Brême, Allemagne. La scène aurait pu rester un simple fait divers si elle n’avait pas révélé, une fois de plus, l’effondrement silencieux de nos sociétés modernes : un cormoran blessé, un hameçon planté dans le bec, a littéralement toqué à la porte des urgences pour demander de l’aide. Les pompiers ont fini par intervenir, pendant que l’hôpital découvrait avec stupeur qu’il n’existait pas de parcours de soins officiel pour les oiseaux déterminés.
Selon nos informations exclusives, l’établissement aurait tenté de respecter le protocole : accueil, orientation, prise de tension, puis « merci de patienter, quelqu’un va vous appeler ». Problème : personne ne savait prononcer le nom du patient. « Il a refusé de décliner son numéro de sécurité sociale et a fixé l’infirmière d’un air très administratif », raconte Sven L., agent d’accueil, encore choqué. « On a compris qu’on venait de franchir un cap dans la complexification du monde. »

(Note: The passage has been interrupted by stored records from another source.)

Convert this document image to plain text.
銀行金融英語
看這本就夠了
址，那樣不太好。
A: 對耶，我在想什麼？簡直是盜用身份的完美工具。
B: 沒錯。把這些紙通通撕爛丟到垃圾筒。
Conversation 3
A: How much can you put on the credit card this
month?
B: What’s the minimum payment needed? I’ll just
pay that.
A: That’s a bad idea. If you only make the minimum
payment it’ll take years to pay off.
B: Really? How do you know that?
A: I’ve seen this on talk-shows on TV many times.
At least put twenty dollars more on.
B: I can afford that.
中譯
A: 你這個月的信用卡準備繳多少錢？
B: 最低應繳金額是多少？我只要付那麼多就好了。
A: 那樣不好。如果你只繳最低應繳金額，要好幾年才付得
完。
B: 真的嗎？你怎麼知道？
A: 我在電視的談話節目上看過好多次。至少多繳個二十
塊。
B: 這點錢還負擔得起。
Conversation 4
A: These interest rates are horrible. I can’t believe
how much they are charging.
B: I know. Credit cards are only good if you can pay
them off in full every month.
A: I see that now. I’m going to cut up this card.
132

« Si même les cormorans en sont à sonner aux urgences, c’est que l’État-providence a perdu toute autorité morale sur la faune. » — Anke, sociologue de comptoir
Rapidement, la rumeur s’est propagée dans la ville : les urgences seraient désormais accessibles à tous les êtres dotés d’un bec, d’une aile ou d’une légère détresse existentielle. D’après une étude de l’Institut Fédéral de Projection Catastrophiste (IFPC), 87% des mouettes envisageraient déjà de venir « pour un petit contrôle », tandis que 12% des pigeons se déclarent « prêts à saturer le service uniquement par principe ». « On nous avait promis une médecine moderne, on récolte une salle d’attente avec des plumes », soupire Harald, pompier, qui assure avoir dû expliquer au cormoran que « non, on ne prend pas les radios en échange de sardines ».
Le gouvernement régional, pris de court, envisagerait la création d’une « Commission Nationale de l’Accueil Aviaire », chargée de rédiger en urgence un guide de bonnes pratiques : faut-il demander au cormoran de désinfecter ses pattes ? Peut-on le faire patienter à côté d’un enfant enrhumé sans déclencher une crise diplomatique inter-espèces ? « Dans un pays qui se respecte, un oiseau ne devrait pas avoir à frapper pour être pris en charge : il devrait avoir une application », tranche Kevin, expert auto-proclamé en innovation sanitaire sur un plateau local.
À l’heure où les pompiers ont finalement extrait l’hameçon, le cormoran serait reparti sans laisser d’avis sur Google, signe inquiétant d’un mécontentement profond. Pire : selon un témoin, il aurait jeté un regard vers la porte automatique comme pour mémoriser l’adresse. Les experts s’accordent à dire que ce n’était peut-être pas un merci… mais un rendez-vous.